Street Sport Motorcycle vs Dirt Bike – What is the Difference?
Many people love riding off-road motorcycles. At the same time, there are quite a few people who ride other motorcycles that are commonly called “crotch rockets” all the same, but these aren’t the typical off-road dirt bikes that we normally see riding BMX derbies. These are what are called street bikes. And while they share a lot of similarities, there are many things that set dirt bikes and street bikes apart from one another, even though they can generally be similar in size and even appearance. We’re going to look at what the difference between street bikes vs. dirt bikes are, and clarify some misinformation out there that people have.
The Weights are Much Different
One thing that people notice about street bikes compared to dirt bikes, is that while they are similar in height and even length, the overall size of the street bike is much bigger. This is because they have more on their frame to provide a different type of riding experience. Dirt bikes often are considered barebones bikes compared to those that are meant for street riding and racing. This is so the average dirt bike rider can have more control over their bikes and be able to take sharper curves and handle the bike better.
Part of this is so that they have better handling and are able to overcome obstacles that come with riding primarily on a dirt track. Dirt bikes are generally a single-cylinder engine, and they’re able to run rampant on the uneven terrain they’re meant for.
When it comes to street bikes, they’re meant to handle riding on the road and be around other cars. If you were to drive past certain vehicles, the drag that is created form them would be harder to handle the bike with on a dirt bike. Therefore, these bikes are designed to overcome this hurdle and provide a more sturdy riding experience on paved roadways.
The Tires are Different
You can generally see that the tires are quite different on a dirt bike compared to a street bike as well. You can easily say that the difference is similar to that of a running shoe compared to that of a baseball cleat. Dirt bike tires are created to dig into the terrain that is made of loose soil to provide maximum traction. If they were to be used on the street, the tires would quickly shred much faster than they do on dirt tracks.

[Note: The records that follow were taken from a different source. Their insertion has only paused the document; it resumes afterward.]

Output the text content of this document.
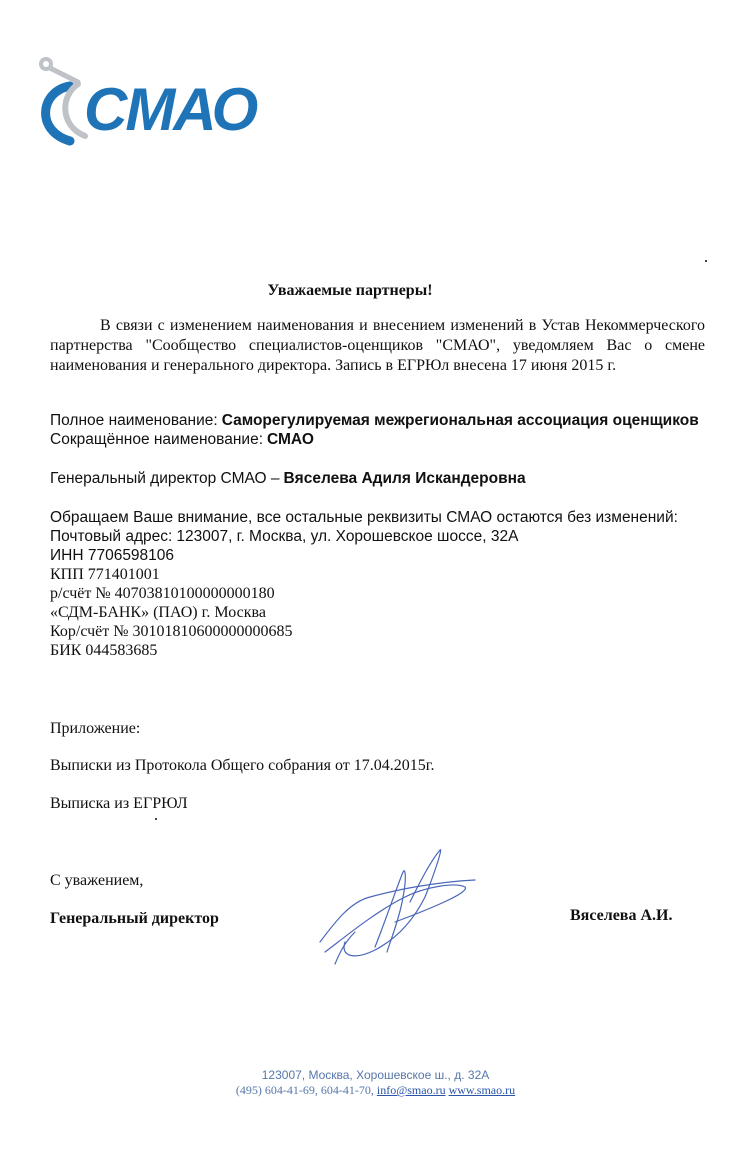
СМАО
Уважаемые партнеры!
В связи с изменением наименования и внесением изменений в Устав Некоммерческого партнерства "Сообщество специалистов-оценщиков "СМАО", уведомляем Вас о смене наименования и генерального директора. Запись в ЕГРЮл внесена 17 июня 2015 г.
Полное наименование: Саморегулируемая межрегиональная ассоциация оценщиков
Сокращённое наименование: СМАО
Генеральный директор СМАО – Вяселева Адиля Искандеровна
Обращаем Ваше внимание, все остальные реквизиты СМАО остаются без изменений:
Почтовый адрес: 123007, г. Москва, ул. Хорошевское шоссе, 32А
ИНН 7706598106
КПП 771401001
р/счёт № 40703810100000000180
«СДМ-БАНК» (ПАО) г. Москва
Кор/счёт № 30101810600000000685
БИК 044583685
Приложение:
Выписки из Протокола Общего собрания от 17.04.2015г.
Выписка из ЕГРЮЛ
С уважением,
Генеральный директор	Вяселева А.И.
123007, Москва, Хорошевское ш., д. 32А
(495) 604-41-69, 604-41-70, info@smao.ru www.smao.ru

In the same light, street bikes are designed to be less narrow (as dirt bike tires are), and they’re meant more to have a smoother shape similar to an automobile. The average street bike tire doesn’t have as much space between the treads so that they have constant rubber on the pavement to provide maximum traction much like a regular vehicle would have.
The Suspensions Are Built Differently To
Another thing to consider is the difference in the suspension. When you’re driving a motorbike, you’re probably going to do a lot more off-roading. Therefore, the suspension is meant to have more shock absorption that a regular street bike wouldn’t be able to handle. With all of the bumps, you will need to have a much more resilient shock absorption kit in a dirt bike.
While street motorcycles are meant to absorb some shock and keep them more on the road than off, the suspension’s ability to provide shock absorption is much less. More than likely on a Kawasaki Ninja street bike, you’re going to go faster speeds, but you aren’t going to be doing a bunch of tricks that you would see the average motocross driver perform at the X-Games.
The Seat’s Different Too
If you carefully observe the two different types of bikes, you’ll notice that the way the seats are designed is much different as well. Most motocross riders are able to stand up on their bikes with ease, and the seats are forward facing so that the person riding the dirt bike can adjust to a new position quickly. At the same time, dirt bikes allow the user to sit more upright so your feet are right below you – as you’ll be moving constantly while you ride and have to stand up a lot.
Street bikes don’t provide this seat positioning. When you’re slicing through the air at high speeds, you don’t want to end up sitting like this for a very long time. Therefore, street bikes have their seats further back so the rider can relax more, and allows for a more ergonomic and aerodynamic feel to the riding experience. The seat is also often a little higher so you can see over the handlebars much easier.
One thing that people don’t realize, is that dirt bikes are meant for short-term travel. You’re probably not going to see someone driving a dirt bike across the entire state or country, but you might see someone riding a street bike travelling longer distances. Of course, they may not get as much mileage as a Harley Davidson, but these bikes still have bigger gas tanks than a dirt bike has. This adds to the weight of the bikes as well, which is something that makes a dirt bike what it is – a featherweight motorcycle for turning some wicked tricks!
So, when it comes to the differences between a dirt bike and a street bike, you can see there are dramatic differences that set these two popular riding hobbies their own beast. However, there are still some things that make them very similar – even though their makeup is completely different. The most important thing that makes a dirt bike what it is compared to a street bike, is the overall frame of the bike. Since dirt bikes are made with the bare minimum in terms of frames, handling, tires, and more, they’re still better at riding on off-road terrain compared to a street bike. Whatever you choose to ride, just make sure that you practice the same safety measures for both of them, and always wear your helmet (even if the laws don’t require one where you’re riding at).